Kace couldn’t disagree, the pink both bright and somehow soft at the same time. It only highlighted Titus’s sharp cheekbones and delicately upturned eyes that he sometimes emphasised with smudged eyeliner.
“Didn’t you glue his favourite boots to the floor?” Jax continued, undeterred by Titus’s irritation.
“The ceiling,” Titus said with a sudden grin. “Took him hours to find them.”
Kace chuckled. “You’re lucky he hasn’t messed with your piercings.” He was the only guardian who wore body jewellery, the others not understanding when they all healed at an accelerated rate, their bodies rejecting the metal.
“What can he possibly do? They’re hard enough to keep in when my body regularly rejects them, not to mention the amount I’ve lost when I’ve shifted.
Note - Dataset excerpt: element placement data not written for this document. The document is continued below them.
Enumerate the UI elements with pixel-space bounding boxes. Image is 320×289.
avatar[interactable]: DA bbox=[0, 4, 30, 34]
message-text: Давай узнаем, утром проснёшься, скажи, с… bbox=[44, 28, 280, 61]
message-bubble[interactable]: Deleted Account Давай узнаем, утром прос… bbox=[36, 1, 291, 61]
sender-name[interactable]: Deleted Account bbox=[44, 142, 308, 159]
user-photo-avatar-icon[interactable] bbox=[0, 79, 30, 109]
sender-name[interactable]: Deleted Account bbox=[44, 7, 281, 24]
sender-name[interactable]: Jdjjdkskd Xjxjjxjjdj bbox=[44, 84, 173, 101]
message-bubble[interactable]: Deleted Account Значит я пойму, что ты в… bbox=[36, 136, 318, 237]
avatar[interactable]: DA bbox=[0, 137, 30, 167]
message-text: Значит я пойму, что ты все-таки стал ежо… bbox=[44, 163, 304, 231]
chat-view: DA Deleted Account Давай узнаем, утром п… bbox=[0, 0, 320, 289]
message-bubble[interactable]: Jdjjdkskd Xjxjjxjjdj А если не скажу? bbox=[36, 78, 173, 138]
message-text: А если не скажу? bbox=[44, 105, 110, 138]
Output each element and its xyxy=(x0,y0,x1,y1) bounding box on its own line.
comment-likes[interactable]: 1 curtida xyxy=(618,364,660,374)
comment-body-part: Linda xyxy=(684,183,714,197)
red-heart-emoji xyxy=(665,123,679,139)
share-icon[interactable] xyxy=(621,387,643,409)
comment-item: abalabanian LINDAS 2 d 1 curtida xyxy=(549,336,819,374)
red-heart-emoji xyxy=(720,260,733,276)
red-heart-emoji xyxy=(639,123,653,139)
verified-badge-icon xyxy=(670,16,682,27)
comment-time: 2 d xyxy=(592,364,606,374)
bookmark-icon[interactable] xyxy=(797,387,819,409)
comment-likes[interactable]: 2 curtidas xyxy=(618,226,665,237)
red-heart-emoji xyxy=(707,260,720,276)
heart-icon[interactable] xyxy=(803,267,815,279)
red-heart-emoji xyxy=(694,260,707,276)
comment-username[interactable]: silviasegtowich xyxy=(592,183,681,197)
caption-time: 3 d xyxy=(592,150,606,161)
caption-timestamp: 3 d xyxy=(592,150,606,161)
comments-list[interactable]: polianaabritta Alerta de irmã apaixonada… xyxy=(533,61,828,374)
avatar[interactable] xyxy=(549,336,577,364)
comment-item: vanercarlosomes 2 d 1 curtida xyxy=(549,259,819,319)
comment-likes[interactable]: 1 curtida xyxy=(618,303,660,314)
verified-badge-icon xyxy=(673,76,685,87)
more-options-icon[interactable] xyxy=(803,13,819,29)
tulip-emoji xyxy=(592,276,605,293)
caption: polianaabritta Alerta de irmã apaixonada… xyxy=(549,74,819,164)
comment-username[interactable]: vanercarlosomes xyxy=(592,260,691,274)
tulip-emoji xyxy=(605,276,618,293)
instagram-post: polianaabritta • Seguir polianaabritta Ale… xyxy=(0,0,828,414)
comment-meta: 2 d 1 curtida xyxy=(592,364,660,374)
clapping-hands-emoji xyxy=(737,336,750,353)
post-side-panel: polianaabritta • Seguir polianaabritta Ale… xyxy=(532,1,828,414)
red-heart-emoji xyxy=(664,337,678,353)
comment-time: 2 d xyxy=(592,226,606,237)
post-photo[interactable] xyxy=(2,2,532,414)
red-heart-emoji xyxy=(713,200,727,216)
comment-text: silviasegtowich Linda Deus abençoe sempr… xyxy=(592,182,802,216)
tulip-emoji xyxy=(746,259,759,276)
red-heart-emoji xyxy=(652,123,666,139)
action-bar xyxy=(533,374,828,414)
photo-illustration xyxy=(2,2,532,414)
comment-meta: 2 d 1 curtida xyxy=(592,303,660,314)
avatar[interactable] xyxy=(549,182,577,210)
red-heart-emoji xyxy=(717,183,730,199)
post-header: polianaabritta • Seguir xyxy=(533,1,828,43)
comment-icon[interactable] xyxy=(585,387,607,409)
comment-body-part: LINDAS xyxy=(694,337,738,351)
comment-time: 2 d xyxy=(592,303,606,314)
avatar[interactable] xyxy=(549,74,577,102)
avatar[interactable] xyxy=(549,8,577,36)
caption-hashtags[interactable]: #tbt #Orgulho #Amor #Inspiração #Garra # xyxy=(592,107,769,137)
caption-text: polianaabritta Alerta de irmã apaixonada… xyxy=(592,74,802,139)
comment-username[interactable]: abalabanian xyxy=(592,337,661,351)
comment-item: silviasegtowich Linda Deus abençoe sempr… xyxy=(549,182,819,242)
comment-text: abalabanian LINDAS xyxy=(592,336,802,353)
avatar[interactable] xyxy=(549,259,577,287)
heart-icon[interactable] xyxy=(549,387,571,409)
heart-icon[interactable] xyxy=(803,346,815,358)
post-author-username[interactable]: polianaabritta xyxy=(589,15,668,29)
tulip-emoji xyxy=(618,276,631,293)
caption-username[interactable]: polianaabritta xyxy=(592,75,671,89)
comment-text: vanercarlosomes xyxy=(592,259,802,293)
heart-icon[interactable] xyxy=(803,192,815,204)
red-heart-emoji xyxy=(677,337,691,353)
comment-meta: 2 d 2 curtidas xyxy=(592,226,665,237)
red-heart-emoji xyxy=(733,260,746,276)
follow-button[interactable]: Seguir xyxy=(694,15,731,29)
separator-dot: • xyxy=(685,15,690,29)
Besides, I doubt he would want to mess with myotherpiercing.”
“We don’t need to hear about your co...” Kace began before something rippled across his chi, but it was gone in an instant. “Shit.”
Jax and Titus had both frozen at the same instant, their irises teasing silver. Kace couldn’t sense any Shadow-Veyn, yet his beast was prominent, searching as his awareness stretched.
“Seems the report was legit,” Jax said a few seconds later. “I’m guessing everyone felt that?”